Nachdem der zu fertigende Ersatz designt ist, wird die Modellinformation an die computergesteuerte Fräsmaschine weitergeleitet. Aus einem industriell gefertigten Block des gewünschten Materials wird nun die Restauration gefräst bzw. geschliffen. Der Prozess dauert in aller Regel zwischen 10-20 Minuten.
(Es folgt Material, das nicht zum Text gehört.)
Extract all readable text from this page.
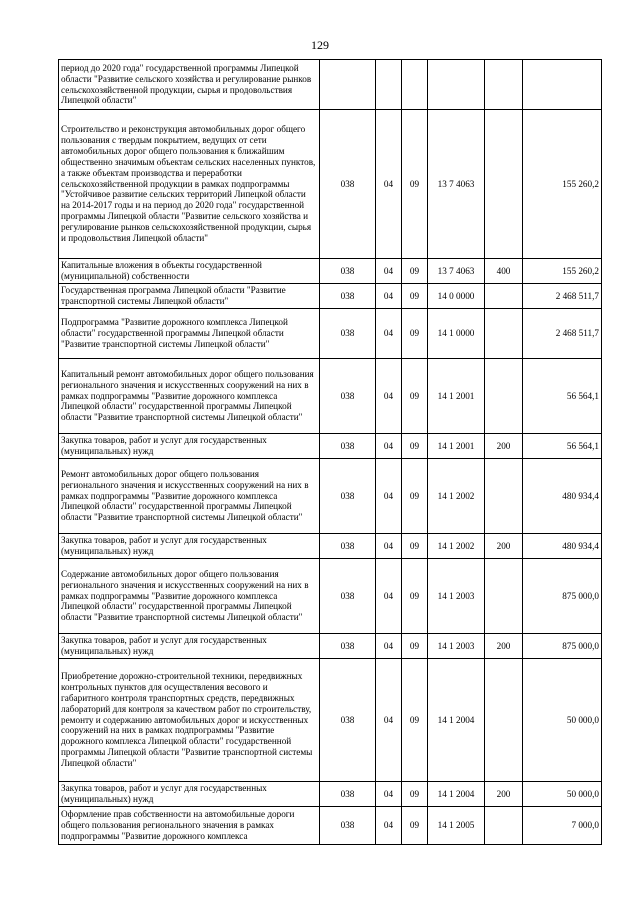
129
период до 2020 года" государственной программы Липецкой области "Развитие сельского хозяйства и регулирование рынков сельскохозяйственной продукции, сырья и продовольствия Липецкой области"						
Строительство и реконструкция автомобильных дорог общего пользования с твердым покрытием, ведущих от сети автомобильных дорог общего пользования к ближайшим общественно значимым объектам сельских населенных пунктов, а также объектам производства и переработки сельскохозяйственной продукции в рамках подпрограммы "Устойчивое развитие сельских территорий Липецкой области на 2014-2017 годы и на период до 2020 года" государственной программы Липецкой области "Развитие сельского хозяйства и регулирование рынков сельскохозяйственной продукции, сырья и продовольствия Липецкой области"	038	04	09	13 7 4063		155 260,2
Капитальные вложения в объекты государственной (муниципальной) собственности	038	04	09	13 7 4063	400	155 260,2
Государственная программа Липецкой области "Развитие транспортной системы Липецкой области"	038	04	09	14 0 0000		2 468 511,7
Подпрограмма "Развитие дорожного комплекса Липецкой области" государственной программы Липецкой области "Развитие транспортной системы Липецкой области"	038	04	09	14 1 0000		2 468 511,7
Капитальный ремонт автомобильных дорог общего пользования регионального значения и искусственных сооружений на них в рамках подпрограммы "Развитие дорожного комплекса Липецкой области" государственной программы Липецкой области "Развитие транспортной системы Липецкой области"	038	04	09	14 1 2001		56 564,1
Закупка товаров, работ и услуг для государственных (муниципальных) нужд	038	04	09	14 1 2001	200	56 564,1
Ремонт автомобильных дорог общего пользования регионального значения и искусственных сооружений на них в рамках подпрограммы "Развитие дорожного комплекса Липецкой области" государственной программы Липецкой области "Развитие транспортной системы Липецкой области"	038	04	09	14 1 2002		480 934,4
Закупка товаров, работ и услуг для государственных (муниципальных) нужд	038	04	09	14 1 2002	200	480 934,4
Содержание автомобильных дорог общего пользования регионального значения и искусственных сооружений на них в рамках подпрограммы "Развитие дорожного комплекса Липецкой области" государственной программы Липецкой области "Развитие транспортной системы Липецкой области"	038	04	09	14 1 2003		875 000,0
Закупка товаров, работ и услуг для государственных (муниципальных) нужд	038	04	09	14 1 2003	200	875 000,0
Приобретение дорожно-строительной техники, передвижных контрольных пунктов для осуществления весового и габаритного контроля транспортных средств, передвижных лабораторий для контроля за качеством работ по строительству, ремонту и содержанию автомобильных дорог и искусственных сооружений на них в рамках подпрограммы "Развитие дорожного комплекса Липецкой области" государственной программы Липецкой области "Развитие транспортной системы Липецкой области"	038	04	09	14 1 2004		50 000,0
Закупка товаров, работ и услуг для государственных (муниципальных) нужд	038	04	09	14 1 2004	200	50 000,0
Оформление прав собственности на автомобильные дороги общего пользования регионального значения в рамках подпрограммы "Развитие дорожного комплекса	038	04	09	14 1 2005		7 000,0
Im Anschluss wird die neue Versorgung im Patientenmund einprobiert und hinsichtlich der Kontakte zum gegenüberliegenden Zahn und den Nachbarzähnen sowie bezüglich der Ästhetik überprüft. Im letzten Herstellungsschritt werden farbliche Akzentuierungen und ein Glasurbrand für ein hochästhetisches Finish vorgenommen. Hiernach wird der fertige Zahnersatz definitiv am Patienten eingesetzt. Der so versorgte Zahn ist sofort einsatzfähig, weitere Termine oder provisorische Zwischenlösungen sind nicht erforderlich.

Foto: Pfeffer & Pfeffer

Vorteile der CAD/CAM-gestützten Zahnrestauration in einer Sitzung:

  • Zeitersparnis, da in der Regel nur ein Termin erforderlich ist
  • Komfortgewinn durch Verzicht auf konventionelle Abdrücke
  • hohe und verzeichnungsfreie Präzision durch optische Erfassung und Überführung in ein digitales 3D-Modell
  • große Auswahl verschiedener Keramiken und Kompositmaterialien für ein hochästhetisches wie funktionelles Outcome
  • minimalinvasive Präparation der Zähne im Vergleich zu Restaurationen mit Metallgerüsten
  • hohe Biokompatibilität durch den Einsatz dentaler Keramiken
  • lange Haltbarkeit
  • umweltfreundlich durch Verzicht auf Abdruckmaterialien, Gipsmodelle und Transporte zwischen Zahnarztpraxis und zahntechnischem Labor

Nachteile der CAD/CAM-gestützten Zahnrestauration in einer Sitzung:

  • Nicht jede Situation ist für den Chairside Zahnersatz geeignet.
  • Die Versorgung via CEREC ist auf Einzelzahnrestaurationen bis maximal dreigliedrige Brücken limitiert – für komplexere Situationen wird der intraorale Scan digital an das zahntechnische Labor gesendet.
  • höherer Kostenaufwand verglichen mit der Regelversorgung der gesetzlichen Krankenkassen
  • F rakturen von keramischen Versorgungen sind möglich.

Fazit

Die CAD/CAM-gestützte Zahnmedizin ermöglicht die ästhetische und zeitsparende Versorgung von Zähnen innerhalb einer Sitzung. Fokus ist dabei die Versorgung von Einzelzähnen bis zu dreigliedrigen Brücken. Komplexere Restaurationen werden wie bisher vom Zahntechniklabor gefertigt.